К теме проникновения в отсталые миры землян из совершенного коммунистического будущего Стругацкие обращались часто. Проникновение у них происходит не только для наблюдения, но и для подталкивания социального прогресса в отсталых мирах. Так появляется понятие Стругацких — «прогрессор», то есть тот, кто несёт прогресс в отсталые цивилизации. Кроме «Трудно быть богом», к «прогрессорскому» циклу относятся «Обитаемый остров», «Парень из преисподней», «Жук в муравейнике», а если говорить о «прогрессорстве», так сказать, в земном измерении, то — «Хищные вещи века», «Гадкие лебеди», «Отягощённые злом», в определённом смысле, даже «Пикник на обочине».
Но вернёмся к книге «Трудно быть богом». Итак, на планете в разных местах внедрены двести пятьдесят землян-наблюдателей. Каждый из них имеет телекамеру для передачи данных на борт космической станции, вращающейся вокруг планеты незаметно для аборигенов; у главного героя книги — это некое подобие драгоценного камня на золотом обруче, охватывающем волосы. На недоступном для аборигенов острове на южном полюсе планеты находится опорная база исследователей; небо патрулируют дирижабли.
Главный герой книги Антон, согласно «легенде», выступает в роли Руматы Эсторского — богатого и спесивого аристократа из древнего рода Империи, якобы сосланного из метрополии в Арканар за убийство на дуэли. В соседнем Ирукане внедрён одноклассник Антона — Пашка, он же дон Гуг, старший постельничий герцога Ируканского. В Соане внедрён «старший группы» исследователей Александр Васильевич, он же дон Кондор, Генеральный судья и Хранитель больших государственных печатей торговой республики Соан, вице-президент Конференции двенадцати негоциантов и кавалер имперского Ордена Десницы Милосердной. За Красным Северным хребтом в стране меднокожих варваров под видом шамана-эпилептика также внедрён «агент» Земли — специалист по первобытным культурам.

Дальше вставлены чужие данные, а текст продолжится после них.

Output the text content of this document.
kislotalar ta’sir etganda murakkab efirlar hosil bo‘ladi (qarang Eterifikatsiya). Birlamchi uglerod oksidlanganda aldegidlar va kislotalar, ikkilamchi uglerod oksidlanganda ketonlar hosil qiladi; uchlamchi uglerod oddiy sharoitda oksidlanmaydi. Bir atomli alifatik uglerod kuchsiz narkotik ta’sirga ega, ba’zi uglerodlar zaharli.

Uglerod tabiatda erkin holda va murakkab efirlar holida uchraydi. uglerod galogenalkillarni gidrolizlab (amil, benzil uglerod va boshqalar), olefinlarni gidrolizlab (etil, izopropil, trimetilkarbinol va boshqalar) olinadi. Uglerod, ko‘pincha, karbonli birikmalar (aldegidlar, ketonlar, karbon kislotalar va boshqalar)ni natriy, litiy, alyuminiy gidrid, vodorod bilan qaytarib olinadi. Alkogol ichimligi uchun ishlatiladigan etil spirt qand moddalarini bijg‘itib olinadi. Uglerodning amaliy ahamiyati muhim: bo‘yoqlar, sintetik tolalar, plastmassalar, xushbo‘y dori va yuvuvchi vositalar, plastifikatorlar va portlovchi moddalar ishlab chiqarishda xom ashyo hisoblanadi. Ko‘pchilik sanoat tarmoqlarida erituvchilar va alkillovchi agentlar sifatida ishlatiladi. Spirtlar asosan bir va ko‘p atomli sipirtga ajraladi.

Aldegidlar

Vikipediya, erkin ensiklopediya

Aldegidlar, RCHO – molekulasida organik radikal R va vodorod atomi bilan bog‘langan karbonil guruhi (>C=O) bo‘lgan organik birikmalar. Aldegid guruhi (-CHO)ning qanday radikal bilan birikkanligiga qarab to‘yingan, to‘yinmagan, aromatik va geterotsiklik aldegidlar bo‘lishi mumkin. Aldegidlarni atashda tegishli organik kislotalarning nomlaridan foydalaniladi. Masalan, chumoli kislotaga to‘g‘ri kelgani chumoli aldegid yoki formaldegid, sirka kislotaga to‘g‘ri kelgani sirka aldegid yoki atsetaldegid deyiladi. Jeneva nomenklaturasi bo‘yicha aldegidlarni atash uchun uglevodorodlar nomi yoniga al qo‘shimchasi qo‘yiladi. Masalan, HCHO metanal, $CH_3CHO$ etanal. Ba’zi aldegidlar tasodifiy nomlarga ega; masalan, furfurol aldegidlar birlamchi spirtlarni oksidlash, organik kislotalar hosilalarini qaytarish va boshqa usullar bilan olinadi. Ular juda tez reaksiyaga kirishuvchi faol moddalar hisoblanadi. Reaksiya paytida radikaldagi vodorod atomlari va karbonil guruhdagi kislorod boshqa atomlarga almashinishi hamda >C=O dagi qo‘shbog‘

Исследователи прошли психологическое кондиционирование и готовы ко всему: они умеют не отворачиваться, когда рядом избивают, убивают, выпускают внутренности, режут на куски; они способны часами спокойно выдерживать излияния законченных кретинов; они могут есть из посуды, которую дают вылизать собакам и протирают грязным подолом. Кроме того, благородный дон Румата в совершенстве владеет мечами и обладает навыками боя, не известными аборигенам вообще, например «веерной» защитой. Правда, по «условиям игры», он имеет право только защищаться и наносить лёгкие телесные повреждения, но не убивать или калечить. Агенты министра охраны короны дона Рэбы обратили на это внимание. Это дало повод Рэбе обвинить Румату в связях с нечистой силой: «Вы, несомненно, продали душу дьяволу, ибо только в аду можно научиться этим невероятным, сказочным приёмам боя. Я готов даже допустить, что умение было дано вам с условием не убивать. Хотя трудно представить, зачем дьяволу понадобилось такое условие. Но пусть в этом разбираются наши схоласты». Дон Рэба подозревал о «запредельном» происхождении Руматы. И об этом хорошо знал бунтарь Арата…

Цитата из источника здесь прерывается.